Heterogeneous Computing with CMOS and Stochastic Nanomagnets for Probabilistic Inference and Learning. Expanding Moore’s law by augmenting complementary-metal-oxide-semiconductor (CMOS) transistors with emerging nanotechnologies (X) has become increasingly significant. One vital class of difficulties involves sampling-based Monte Carlo algorithms used in probabilistic machine learning, optimization, and quantum simulation. To know more about heterogeneous computing with CMOS and stochastic nanomagnets for probabilistic inference and learning, read the complete article.
Heterogeneous Computing with CMOS and Stochastic Nanomagnets for Probabilistic Inference and Learning
With the decreasing pace of Moore’s law, there has been a rapidly increasing interest in domain-specific hardware and architectures to solve emerging computational challenges and energy efficiency, especially borne out of machine learning and AI applications. One intriguing strategy is the co-integration of traditional complementary metal-oxide semiconductor (CMOS) technology with rising nanotechnologies (X), resulting in CMOS + X architectures. The main objective of this approach is to augment current CMOS technology with novel functionalities by allowing the development of physics-inspired hardware systems that achieve energy efficiency, massive parallelism, and asynchronous dynamics, and apply them to a huge range of challenges across different domains.
Monte Carlo methods have been named one of the top ten algorithms of the 20th century and are one of the most influential approaches in computing to solve computationally hard problems in a wide range of applications, from probabilistic machine learning and optimization to quantum simulation. Probabilistic computing with p-bits has emerged as a powerful platform for executing these Monte Carlo methods in huge parallel and energy-efficient architectures. P-bits have been shown to be applicable to a large domain of computational challenges, from combinatorial optimization to probabilistic machine learning and quantum simulation.
How is a heterogeneous p-computer constructed?
In this, we use sMTJ-based p-bits to generate asynchronous and truly random clock sources to drive digital p-bits in the FPGA. The conductance of the sMTJ depends on the relative angle Θ between the free and the fixed layers, GMTJ ∝ [1+P2 cos(θ)], where P is the interfacial spin polarization. When the free layer is made out of a low barrier nanomagnet, θ becomes a random variable in the presence of thermal noise, causing conductance fluctuations between the parallel (P) and the antiparallel (AP).
The five sMTJs used in the research are created with a diameter of 50 nm and have a relaxation time of about 1-20 ms, with energy barriers of ≈14–17 kBT, imagining an attempt time of 1 ns. To turn these conductance fluctuations into voltages, now create a new p-bit circuit. This circuit compares the voltages of two branches that are fed into an operational amplifier and are controlled by two transistors. The primary difference of this circuit compared to the prior transistor/1MTJ design is in its ability to provide a larger stochastic window to tune the p-bit with more variation tolerance.
The asynchronous clocks received from p-bits with 50/50 fluctuations are fed to the FPGA. Create a digital probabilistic computer with a p-bit that includes a digital comparator, a pseudorandom number generator (PRNG), and a lookup table (LUT) for the hyperbolic tangent function inside the FPGA.

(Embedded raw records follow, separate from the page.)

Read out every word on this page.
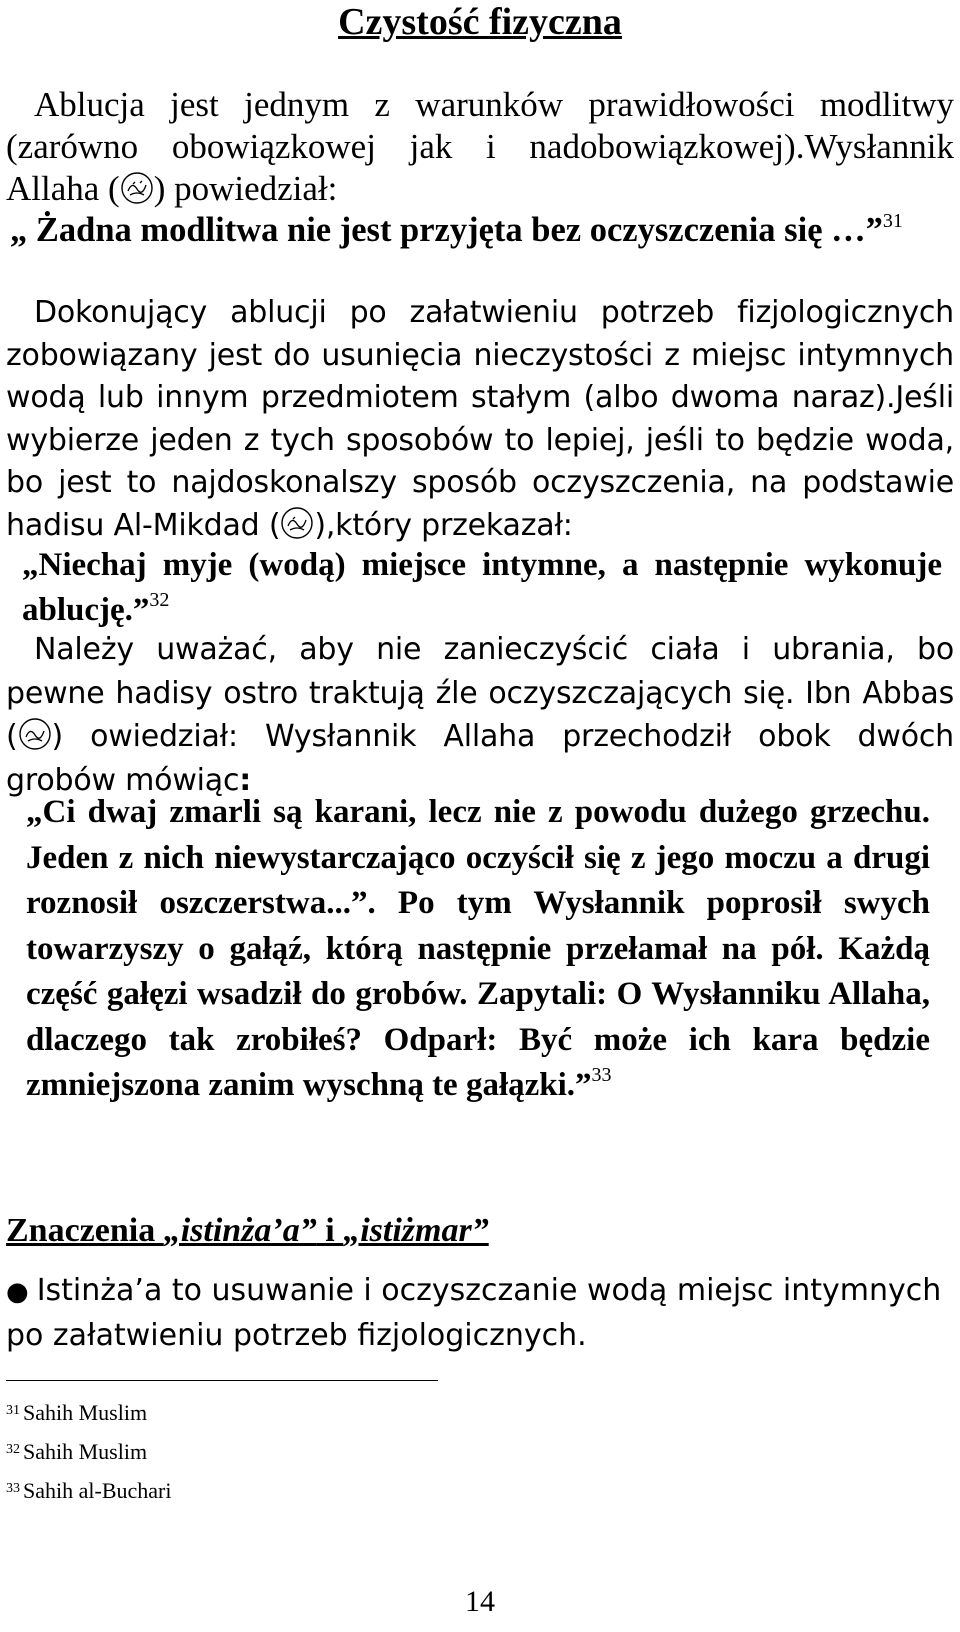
Czystość fizyczna
Ablucja jest jednym z warunków prawidłowości modlitwy (zarówno obowiązkowej jak i nadobowiązkowej).Wysłannik Allaha ( ) powiedział:
„ Żadna modlitwa nie jest przyjęta bez oczyszczenia się …”$^{31}$
Dokonujący ablucji po załatwieniu potrzeb fizjologicznych zobowiązany jest do usunięcia nieczystości z miejsc intymnych wodą lub innym przedmiotem stałym (albo dwoma naraz).Jeśli wybierze jeden z tych sposobów to lepiej, jeśli to będzie woda, bo jest to najdoskonalszy sposób oczyszczenia, na podstawie hadisu Al-Mikdad ( ),który przekazał:
„Niechaj myje (wodą) miejsce intymne, a następnie wykonuje ablucję.”$^{32}$
Należy uważać, aby nie zanieczyścić ciała i ubrania, bo pewne hadisy ostro traktują źle oczyszczających się. Ibn Abbas ( ) owiedział: Wysłannik Allaha przechodził obok dwóch grobów mówiąc:
„Ci dwaj zmarli są karani, lecz nie z powodu dużego grzechu. Jeden z nich niewystarczająco oczyścił się z jego moczu a drugi roznosił oszczerstwa...”. Po tym Wysłannik poprosił swych towarzyszy o gałąź, którą następnie przełamał na pół. Każdą część gałęzi wsadził do grobów. Zapytali: O Wysłanniku Allaha, dlaczego tak zrobiłeś? Odparł: Być może ich kara będzie zmniejszona zanim wyschną te gałązki.”$^{33}$
Znaczenia „istinża’a” i „istiżmar”
● Istinża’a to usuwanie i oczyszczanie wodą miejsc intymnych po załatwieniu potrzeb fizjologicznych.
$^{31}$ Sahih Muslim
$^{32}$ Sahih Muslim
$^{33}$ Sahih al-Buchari
14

The important link between analog p-bits and the digital FPGA is developed through the clock of the PRNG used in the FPGA, where a multitude of digital p-bits can be asynchronously driven by analog p-bits. The quality of the chosen PRNG depends on the injection of additional entropy through the clocks, which has a thoughtful influence on inference and learning tasks. The potential for modifying low-quality PRNGs using compact and scalable nanotechnologies, such as sMTJs, which can be integrated as a BEOL (back-end-of-line) process on top of the CMOS logic, holds important promise for future COMS + sMTJ architectures.
Results of the Construction of Heterogeneous p-computer
In the p-bit formulation, the probabilistic inference is generating samples from a particular distribution, which is the Gibbs-Boltzmann distribution for a given network. This is a computationally hard problem and is at the heart of many important applications involving Bayesian inference, training probabilistic models in machine learning, statistical physics and many others. Due to the broad applicability of probabilistic inference, improving key features of merit, such as probabilistic flips per second and energy-delay product for this task, is extremely important.